Very large graphs are common in biochemistry, biological systems (the brain), bonds between molecules in solids, the internet (consider social networks), traffic systems in large cities, electrical grids, triangulations of large number so sites (e.g., up to a million sites in some digital images) with corresponding graphs and huge clusters. To gain insight into the complexity of some triangulation graphs, see Fig. 7.1, page 84, in
E. Csoka, Sampling and local algorithms in large graphs, Ph.D. thesis, Eoetvoes Lorand University, 2012:
F. Rahimian, Gossip-based algorithms for information dissemination and graph clustering, KTH School of Information and Communication Technology, Sweden, 2014:
See Chapter 10, starting on page 127, on community detection. The approach in this thesis is strictly algorithmic and short when it comes to the underlying mathematics. To complete the picture, it is necessary to take into account not only Rahimian's approach but also Csoka's approach.
thanks @Andreas, i've read that, it's really really a good read about the subject but i'm more interested in knowing about the recent progress in these 5 years, mainly related to the proposed algorithms that could be used for large scale real world graphs;
I think we could first answer to your question by another question: what kind of community detection do you want ?
I think until maybe 4/5 years ago, there was a rush to always faster and more scalable algorithms, with a common consensus (sort of) that "best communities" was a synonym of "best global modularity". The Louvain algorithm kind of solved this problem, it's super efficient and gives very good modularity scores. There have been some improvements on it but nothing radical. However, since then, it has been shown that the best modularity was NOT synonym with best communities. So, since then, people are mostly asking the question: WHAT ARE good communities ?. And the answer is not out yet, I feel. So people explore many different aspect (overlap of communities, hierarchical decompositions, modifications of the modularity, other global metrics, local based approaches ...) but there is no clear winner yet to my knowledge. So that was my question, what kind of communities are you interested in ?
So basically if you just care about speed, most people still use one of these 2 for "basic", large scale, non overlapping community detection: Louvain (if you're a modularity believer) or Infomap (if you're not). Both are very fast and scalable, using the codes provided by the authors (I've used them on large graphs). And give meaningful results on most networks. There are optimizations of them (Louvain at least) for multi-thread and so-on.
Of course there are plenty of other methods and some people might have their own favorites.
This is my impression though (I'm not involved with any of these 2 methods)
We have introduced a new community detection algorithm, or more fundamentally a new way of thinking for community detection, or classification in general.
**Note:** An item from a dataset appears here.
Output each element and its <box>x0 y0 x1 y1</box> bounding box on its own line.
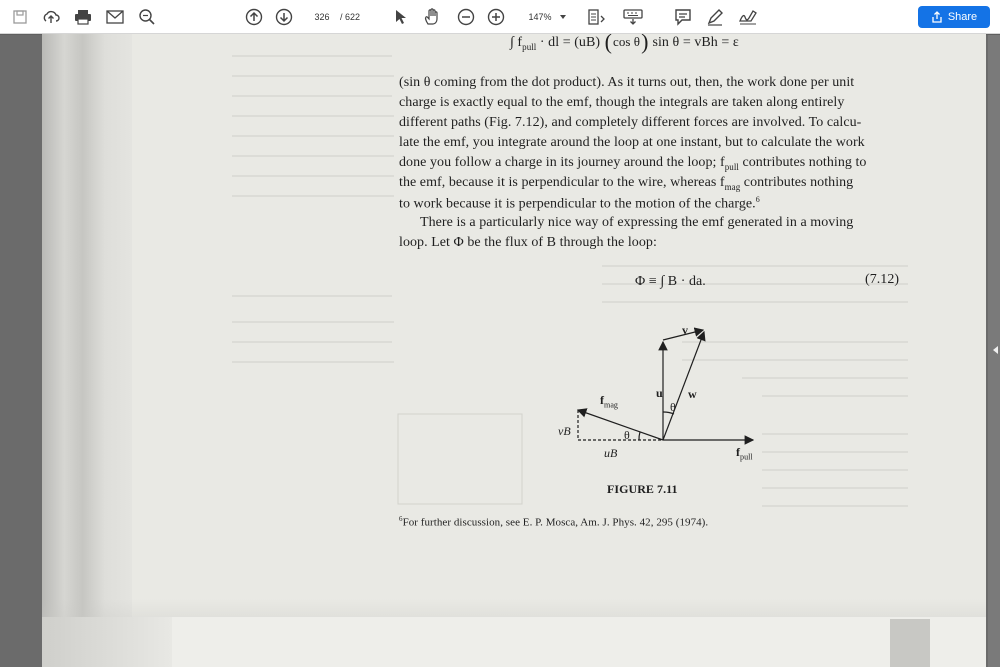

Simple networks are like a mechanical watch, which is decomposable, while complex networks like a human brain, which is hard to decompose.
Jiang B. and Ma D. (2015), Defining least community as a homogeneous group in complex networks, Physica A: Statistical Mechanics and its Applications, 428, 154-160.
The head/tail breaks enables us to see the underlying scaling structure of far more less-connected nodes than well-connected ones.
Jiang B., Duan Y., Lu F., Yang T. and Zhao J. (2014), Topological structure of urban street networks from the perspective of degree correlations, Environment and Planning B: Planning and Design, 41(5), 813-828.